The Reality of Building AI Products

AI tools look magical from the outside.

But behind the scenes they come with a constant tension:

cost vs value.

Every AI request consumes tokens.

Every token costs money.

Which means every free user interaction is literally an expense.

That’s why most AI tools eventually introduce paywalls.

Not out of greed.

But out of survival.

InterviewPrep now has that paywall in place.

The free version still exists.

But deeper functionality sits behind paid tiers.

That balance allows the product to grow without burning unlimited resources.


What I’ve Learned Commercializing Products

Commercializing these products this year has taught me something important.

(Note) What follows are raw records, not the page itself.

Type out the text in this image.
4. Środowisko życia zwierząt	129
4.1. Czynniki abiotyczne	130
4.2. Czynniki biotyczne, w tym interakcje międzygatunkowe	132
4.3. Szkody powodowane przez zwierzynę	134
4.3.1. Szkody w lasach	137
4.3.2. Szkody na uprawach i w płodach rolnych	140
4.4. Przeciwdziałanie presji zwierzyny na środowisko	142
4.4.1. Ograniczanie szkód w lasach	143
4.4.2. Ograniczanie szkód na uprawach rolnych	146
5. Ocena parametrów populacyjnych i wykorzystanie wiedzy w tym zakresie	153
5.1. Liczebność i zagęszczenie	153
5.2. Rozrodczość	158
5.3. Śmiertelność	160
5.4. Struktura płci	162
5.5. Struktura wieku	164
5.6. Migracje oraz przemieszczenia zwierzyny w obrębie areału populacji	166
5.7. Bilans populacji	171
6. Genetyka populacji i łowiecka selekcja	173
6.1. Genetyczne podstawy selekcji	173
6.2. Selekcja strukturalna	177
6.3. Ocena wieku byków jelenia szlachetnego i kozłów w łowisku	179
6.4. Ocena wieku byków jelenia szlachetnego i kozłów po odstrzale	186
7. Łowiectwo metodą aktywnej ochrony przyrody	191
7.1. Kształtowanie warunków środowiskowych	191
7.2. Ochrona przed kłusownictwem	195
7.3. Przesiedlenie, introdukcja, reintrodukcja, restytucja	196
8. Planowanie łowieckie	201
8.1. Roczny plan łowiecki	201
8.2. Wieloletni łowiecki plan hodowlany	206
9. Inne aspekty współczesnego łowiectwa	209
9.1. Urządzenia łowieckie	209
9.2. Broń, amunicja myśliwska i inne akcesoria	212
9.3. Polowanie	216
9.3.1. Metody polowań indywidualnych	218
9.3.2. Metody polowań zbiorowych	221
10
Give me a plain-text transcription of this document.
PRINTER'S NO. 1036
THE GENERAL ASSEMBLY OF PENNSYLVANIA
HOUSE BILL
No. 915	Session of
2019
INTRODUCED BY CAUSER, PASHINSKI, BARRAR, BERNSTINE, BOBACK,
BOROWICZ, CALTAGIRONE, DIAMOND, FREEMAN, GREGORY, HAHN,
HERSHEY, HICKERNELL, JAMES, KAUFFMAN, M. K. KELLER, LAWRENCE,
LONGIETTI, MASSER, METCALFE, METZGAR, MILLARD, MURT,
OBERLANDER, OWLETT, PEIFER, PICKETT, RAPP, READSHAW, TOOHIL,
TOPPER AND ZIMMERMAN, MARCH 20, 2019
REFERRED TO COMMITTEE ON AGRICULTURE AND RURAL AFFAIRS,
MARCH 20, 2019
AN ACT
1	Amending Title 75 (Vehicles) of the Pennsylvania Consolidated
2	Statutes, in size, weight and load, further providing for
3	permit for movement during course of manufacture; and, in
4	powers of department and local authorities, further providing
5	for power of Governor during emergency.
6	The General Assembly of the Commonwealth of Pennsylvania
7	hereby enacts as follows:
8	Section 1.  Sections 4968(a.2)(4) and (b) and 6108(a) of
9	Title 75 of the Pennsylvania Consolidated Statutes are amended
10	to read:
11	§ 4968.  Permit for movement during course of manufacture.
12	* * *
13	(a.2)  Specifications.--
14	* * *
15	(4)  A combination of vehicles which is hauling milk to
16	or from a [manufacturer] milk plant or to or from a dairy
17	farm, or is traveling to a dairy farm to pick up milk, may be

Building software is the easy part.

Turning it into a business is the real challenge.

That requires:

  • positioning
  • pricing
  • messaging
  • onboarding
  • customer support
  • continuous improvement

Software is not finished when it launches.

It’s finished when people consistently get value from it.


The Products Commercialized So Far in 2026

This year I committed to commercializing the strongest tools from the 12-product experiment.

So far, four products have crossed that line.

January Product 1

February Product 2

March Startup List Africa

April InterviewPrep

Each one has moved from experiment to product.

And each one is teaching me something different about building sustainable tools.


Why This Journey Matters

When I started building these tools, I wasn’t trying to impress anyone.

I was trying to rebuild something simple:

momentum.

Momentum is powerful.

Once you start building regularly, things compound.

Ideas improve.

Systems improve.

Confidence improves.

And over time, what started as experiments slowly turn into products.


If You’re Currently Looking for a Job

If you’re currently applying for jobs, InterviewPrep may genuinely help.

Preparing properly changes how you approach interviews.

It gives you:

  • structure
  • clarity
  • confidence

You can try it yourself here:

Try InterviewPrep

And yes — you can use the free package if you just want to explore the tool.


Follow the Journey

This experiment is still ongoing.

Every month I share updates about:

  • products being commercialized
  • lessons learned while building
  • mistakes made along the way

If you want to follow the journey more closely, subscribe to my email updates here:

Subscribe to the Newsletter


Where the Journey Started

If you’re new to this series and wondering where all this began, the full story starts here:

That post explains the thinking behind the entire experiment.


What Comes Next

The work continues.

More products from the 12-build experiment will be commercialized this year.

Some will succeed.

Some may fail.

But the process continues.

Build.

Launch.

Learn.

Improve.

And then repeat.

Because in the end, entrepreneurship is not about one big success.

It’s about consistent building.

And InterviewPrep is one more step forward.